Ils se lancent dans l’éco-hameau et cherchent des volontaires

Ils proposent leur maison et leur terrain en partage pour fonder une coopérative d’habitants

«Comment allons nous vieillir ? Seuls ou avec les autres ? De manière plus solidaire ou repliés sur nous-même ? » C’est à ces questions existentielles que Pierre et Jacqueline Fayaud ont longtemps réfléchies avant de se lancer il y a deux ans le projet d’éco-hameau de la Fosse du Loup.

À 74 ans et 67 ans, les deux retraités, ont décidé d’ouvrir encore un peu plus leur terrain et leur maison, en bordure du village de Cozes, aux vents de l’amitié. Déjà habitué à organiser de grandes soirées l’été sur leur verte propriété, le couple veut faire de cet endroit un lieu encore plus humain.

Avec le projet de coopérative d’habitants, Pierre et Jacqueline Fayaud ont décidé de mettre en commun leur grande maison de 200 mètres carrés, construite en 1978 et leur terrain d’un hectare. Divisé en parts sociales, le lieu deviendra une propriété collective quand six nouvelles familles viendront vivre avec eux. « L’objectif c’est que notre maison actuelle devienne une bâtisse collective où l’on fera à manger, la lessive, où l’on recevra nos amis, la famille, et plein d’autres activités en commun » explique Jacqueline Fayaut.

Écologie collective

Pour que chacun puisse garder sa part d’intimité, toutes les familles, ainsi que Pierre et Jacqueline, construiront leur propre habitation de 40 à 60 mètres carrés autour de l’îlot central. Sur le lieu-dit de « La Fosse du Loup ». « On aimerait que ces nouveaux bâtiments soient construits avec des matériaux écologiques et renouvelables » précise Pierre FayaudCar dans Eco-hameau, il y a le préfixe éco, ce projet collectif ne se pense pas sans une volonté farouche de développer un nouveau mode de vie plus respectueux de l’environnement.
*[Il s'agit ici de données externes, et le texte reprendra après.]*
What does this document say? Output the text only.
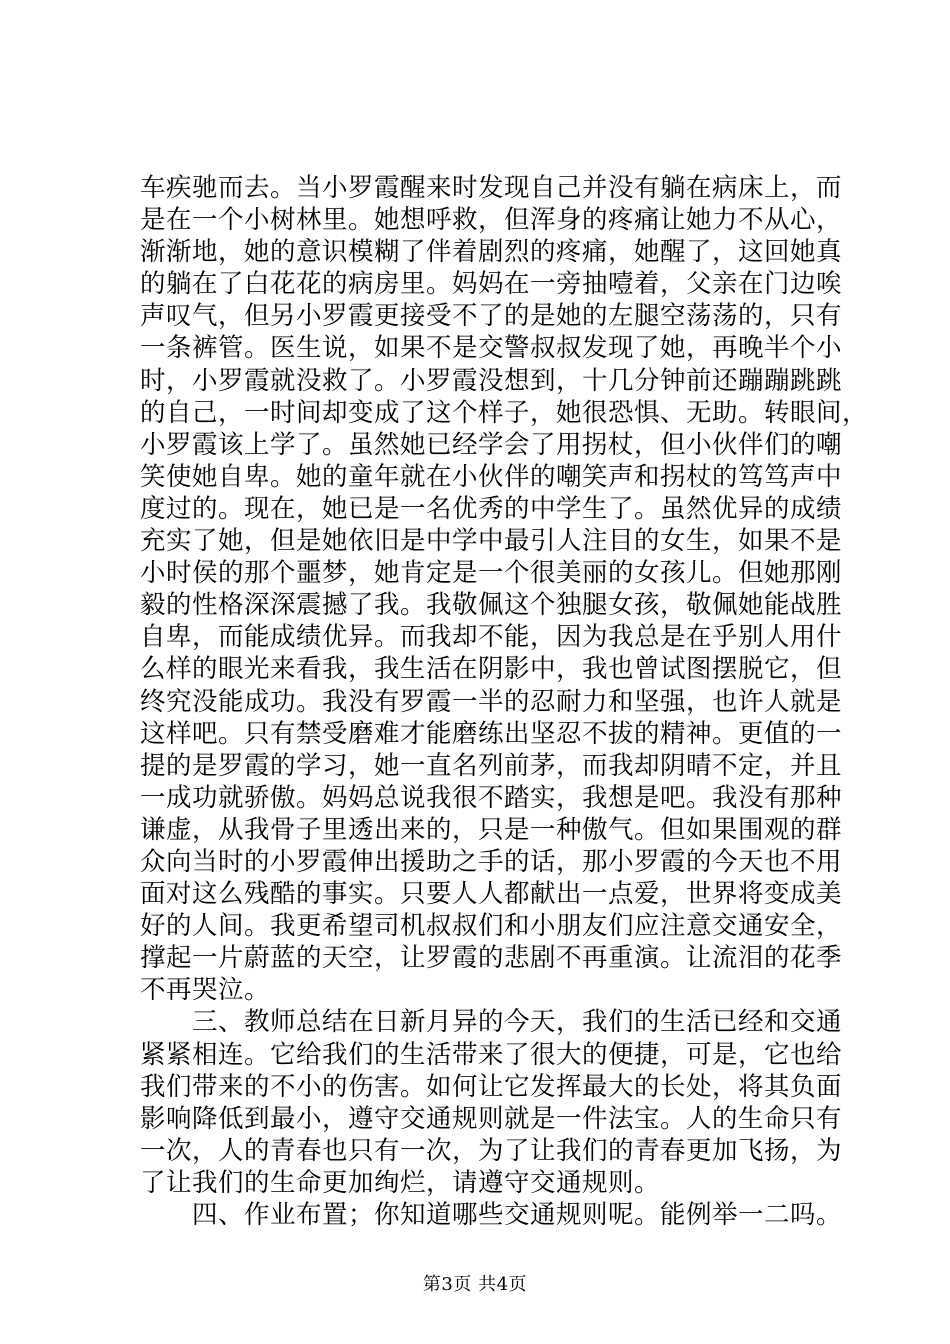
车疾驰而去。当小罗霞醒来时发现自己并没有躺在病床上，而
是在一个小树林里。她想呼救，但浑身的疼痛让她力不从心，
渐渐地，她的意识模糊了伴着剧烈的疼痛，她醒了，这回她真
的躺在了白花花的病房里。妈妈在一旁抽噎着，父亲在门边唉
声叹气，但另小罗霞更接受不了的是她的左腿空荡荡的，只有
一条裤管。医生说，如果不是交警叔叔发现了她，再晚半个小
时，小罗霞就没救了。小罗霞没想到，十几分钟前还蹦蹦跳跳
的自己，一时间却变成了这个样子，她很恐惧、无助。转眼间，
小罗霞该上学了。虽然她已经学会了用拐杖，但小伙伴们的嘲
笑使她自卑。她的童年就在小伙伴的嘲笑声和拐杖的笃笃声中
度过的。现在，她已是一名优秀的中学生了。虽然优异的成绩
充实了她，但是她依旧是中学中最引人注目的女生，如果不是
小时侯的那个噩梦，她肯定是一个很美丽的女孩儿。但她那刚
毅的性格深深震撼了我。我敬佩这个独腿女孩，敬佩她能战胜
自卑，而能成绩优异。而我却不能，因为我总是在乎别人用什
么样的眼光来看我，我生活在阴影中，我也曾试图摆脱它，但
终究没能成功。我没有罗霞一半的忍耐力和坚强，也许人就是
这样吧。只有禁受磨难才能磨练出坚忍不拔的精神。更值的一
提的是罗霞的学习，她一直名列前茅，而我却阴晴不定，并且
一成功就骄傲。妈妈总说我很不踏实，我想是吧。我没有那种
谦虚，从我骨子里透出来的，只是一种傲气。但如果围观的群
众向当时的小罗霞伸出援助之手的话，那小罗霞的今天也不用
面对这么残酷的事实。只要人人都献出一点爱，世界将变成美
好的人间。我更希望司机叔叔们和小朋友们应注意交通安全，
撑起一片蔚蓝的天空，让罗霞的悲剧不再重演。让流泪的花季
不再哭泣。
　　三、教师总结在日新月异的今天，我们的生活已经和交通
紧紧相连。它给我们的生活带来了很大的便捷，可是，它也给
我们带来的不小的伤害。如何让它发挥最大的长处，将其负面
影响降低到最小，遵守交通规则就是一件法宝。人的生命只有
一次，人的青春也只有一次，为了让我们的青春更加飞扬，为
了让我们的生命更加绚烂，请遵守交通规则。
　　四、作业布置；你知道哪些交通规则呢。能例举一二吗。
第3页 共4页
Recyclage des eaux de pluie et usées, panneaux solaires, isolation thermique en laine de chanvre, toilettes sèches, sont autant de projets pour la future communauté. Des projets qu’il faudra discuter ensemble.

Point également essentiel : l’autosubsistance alimentaire. Constitué en association depuis 2 ans et regroupant une vingtaine de personnes, le collectif « Ecozâmo » est sur le point d’acquérir un terrain agricole de 840 mètres carrés, jouxtant la propriété des Fayaud. Il ne manquerait plus que l’accord de la Société d’aménagement foncier et d’établissement rural (SAFER.)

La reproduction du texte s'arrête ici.